Albay Rep. Edcel Lagman said prolonging martial law in the south for the third time is "groundless" because no actual rebellion persists in the region, which is a requirement by the Constitution.
"The entire duration of martial law in Mindanao totals to about 586 days. That's too long. That's a mockery of the constitutional injunction of a short duration for martial law," he told ANC.
President Rodrigo Duterte initially declared martial law in Mindanao when the siege of Marawi City erupted in May 2017. It was valid for 60 days but Congress granted its extension until the end of 2017.
Congress in late 2017 voted to extend martial law throughout 2018 to quell alleged terrorist threats. This second extension is scheduled to end on December 31.
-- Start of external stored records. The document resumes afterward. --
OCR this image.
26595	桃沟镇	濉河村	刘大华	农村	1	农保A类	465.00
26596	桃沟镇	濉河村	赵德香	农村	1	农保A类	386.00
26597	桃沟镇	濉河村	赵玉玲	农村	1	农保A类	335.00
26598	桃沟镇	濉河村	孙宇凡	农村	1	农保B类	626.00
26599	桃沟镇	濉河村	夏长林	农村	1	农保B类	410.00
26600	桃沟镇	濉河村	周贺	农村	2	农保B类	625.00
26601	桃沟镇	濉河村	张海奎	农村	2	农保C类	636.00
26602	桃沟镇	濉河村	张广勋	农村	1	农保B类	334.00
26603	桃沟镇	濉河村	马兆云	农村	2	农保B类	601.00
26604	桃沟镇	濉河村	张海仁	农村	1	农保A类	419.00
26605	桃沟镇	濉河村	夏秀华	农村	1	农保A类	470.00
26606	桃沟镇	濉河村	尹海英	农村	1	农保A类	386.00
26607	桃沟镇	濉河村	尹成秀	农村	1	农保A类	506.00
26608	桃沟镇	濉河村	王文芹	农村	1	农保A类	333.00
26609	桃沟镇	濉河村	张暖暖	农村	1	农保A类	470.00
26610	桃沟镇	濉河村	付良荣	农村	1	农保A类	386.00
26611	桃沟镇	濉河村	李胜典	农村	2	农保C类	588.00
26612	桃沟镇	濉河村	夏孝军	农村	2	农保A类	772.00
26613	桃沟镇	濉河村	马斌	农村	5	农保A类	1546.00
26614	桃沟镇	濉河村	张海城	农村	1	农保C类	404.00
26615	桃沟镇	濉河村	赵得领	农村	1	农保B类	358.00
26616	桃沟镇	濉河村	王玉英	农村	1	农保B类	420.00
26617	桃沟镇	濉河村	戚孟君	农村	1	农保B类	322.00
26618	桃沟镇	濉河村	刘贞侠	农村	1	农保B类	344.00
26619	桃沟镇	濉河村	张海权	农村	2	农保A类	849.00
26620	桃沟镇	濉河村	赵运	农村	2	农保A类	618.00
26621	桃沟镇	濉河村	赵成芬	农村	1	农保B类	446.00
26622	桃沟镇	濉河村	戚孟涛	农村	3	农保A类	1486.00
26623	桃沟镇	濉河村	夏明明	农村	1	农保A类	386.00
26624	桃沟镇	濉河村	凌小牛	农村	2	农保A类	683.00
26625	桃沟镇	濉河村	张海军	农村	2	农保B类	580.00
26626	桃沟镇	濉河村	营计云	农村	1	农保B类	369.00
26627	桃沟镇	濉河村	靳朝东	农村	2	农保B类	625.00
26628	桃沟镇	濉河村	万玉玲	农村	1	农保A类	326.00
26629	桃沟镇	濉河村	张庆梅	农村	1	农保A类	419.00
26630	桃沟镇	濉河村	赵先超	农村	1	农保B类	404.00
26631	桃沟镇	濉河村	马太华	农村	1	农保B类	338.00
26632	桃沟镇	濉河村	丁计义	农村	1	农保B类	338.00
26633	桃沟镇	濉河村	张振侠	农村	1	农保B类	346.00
Both the leadership of the military and national police said they will recommend another extension of martial law in Mindanao because of the "lurking" threat of terrorism.
"There is really a clamor for extension considering that terrorism is still lurking in the area," Armed Forces chief General Carlito Galvez said earlier.
Lagman, however, stressed that public clamor is not a constitutional basis for extending martial law. He added that the continuing threat of terrorism, if true, shows martial law has failed in Mindanao.
"A third extension of martial law is an admission that the military and the police have failed to attain the purported objectives of martial law," he said.
Lagman fears an extended martial law will only embolden the military "to make transgressions of the law" as they have already documented human rights violations in Mindanao.
The latest example of these rights violations, he pointed out, is the trumped-up charges against Satur Ocampo and ACT Teachers Rep. France Castro.